Duty remission on keg, sorghum beers extended

The government has extended the tax remission on beer made from sorghum and cassava despite changes to the Finance Act 2016.

According to the National Treasury, keg beer’s tax remission was initially covered in the Alcohol Drinks Control Act and the Excise Duty Act with changes in the finance act meant to streamline taxation on the beer.

East African Breweries Limited (EABL), which produces the Senator Keg beer made wholly from sorghum, is the biggest beneficiary of the taxation law.

Through its subsidiary East Africa Malting, EABL has 30,000 contracted sorghum farmers and is expected to spend Sh950 million in buying the grain.

Senator outsold EABL’s flagship product Tusker in the last financial year in terms of volume, focusing more on the low end consumers.

East African Cereal Growers Managing Director Gerald Masila said the government stood to lose significantly, while the farmers risked losing their source of income.

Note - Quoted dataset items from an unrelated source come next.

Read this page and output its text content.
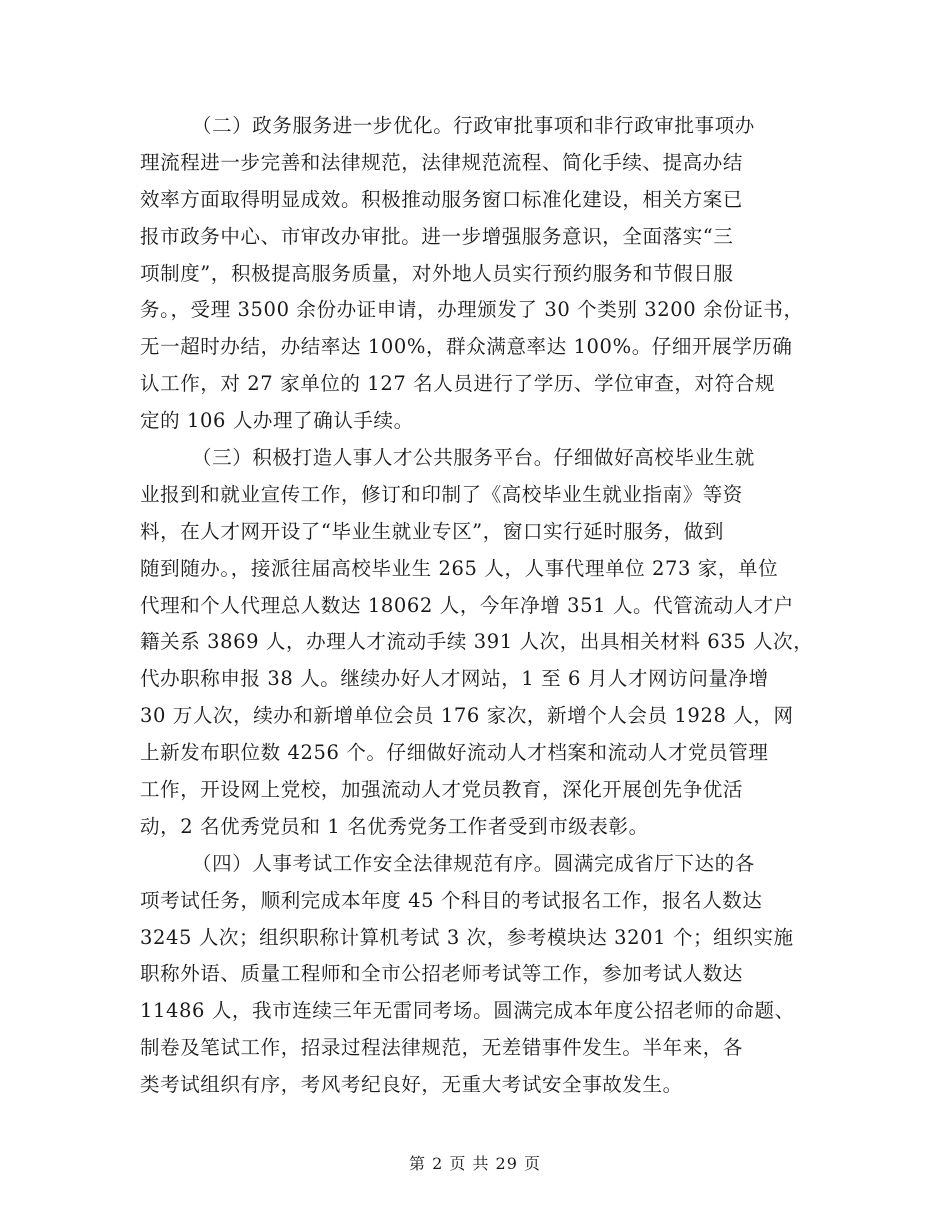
（二）政务服务进一步优化。行政审批事项和非行政审批事项办
理流程进一步完善和法律规范，法律规范流程、简化手续、提高办结
效率方面取得明显成效。积极推动服务窗口标准化建设，相关方案已
报市政务中心、市审改办审批。进一步增强服务意识，全面落实“三
项制度”，积极提高服务质量，对外地人员实行预约服务和节假日服
务。，受理 3500 余份办证申请，办理颁发了 30 个类别 3200 余份证书，
无一超时办结，办结率达 100%，群众满意率达 100%。仔细开展学历确
认工作，对 27 家单位的 127 名人员进行了学历、学位审查，对符合规
定的 106 人办理了确认手续。
（三）积极打造人事人才公共服务平台。仔细做好高校毕业生就
业报到和就业宣传工作，修订和印制了《高校毕业生就业指南》等资
料，在人才网开设了“毕业生就业专区”，窗口实行延时服务，做到
随到随办。，接派往届高校毕业生 265 人，人事代理单位 273 家，单位
代理和个人代理总人数达 18062 人，今年净增 351 人。代管流动人才户
籍关系 3869 人，办理人才流动手续 391 人次，出具相关材料 635 人次，
代办职称申报 38 人。继续办好人才网站，1 至 6 月人才网访问量净增
30 万人次，续办和新增单位会员 176 家次，新增个人会员 1928 人，网
上新发布职位数 4256 个。仔细做好流动人才档案和流动人才党员管理
工作，开设网上党校，加强流动人才党员教育，深化开展创先争优活
动，2 名优秀党员和 1 名优秀党务工作者受到市级表彰。
（四）人事考试工作安全法律规范有序。圆满完成省厅下达的各
项考试任务，顺利完成本年度 45 个科目的考试报名工作，报名人数达
3245 人次；组织职称计算机考试 3 次，参考模块达 3201 个；组织实施
职称外语、质量工程师和全市公招老师考试等工作，参加考试人数达
11486 人，我市连续三年无雷同考场。圆满完成本年度公招老师的命题、
制卷及笔试工作，招录过程法律规范，无差错事件发生。半年来，各
类考试组织有序，考风考纪良好，无重大考试安全事故发生。
第 2 页 共 29 页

“We are asking the government to gazette the law ensuring farmers are able to get back to their farms to earn a sustainable income. Farmers concerns remain over what the fate of taxation will be; there’s definitely a need to guarantee the ready market for their produce,” Mr Masila said.

The introduction of 50 percent excise duty on sorghum based beer in the 2014/2015 budget saw EABL cancel contracts with farmers and suspend production of Senator keg arguing it did not financial sense.

The excise duty act grants a remission of duty at the rate of 90 percent on beer made from sorghum, millet or cassava grown in Kenya.

East Africa Maltings recently recruited 12,000 farmers in Kitui, Tharaka and Embu to grow sorghum and millet.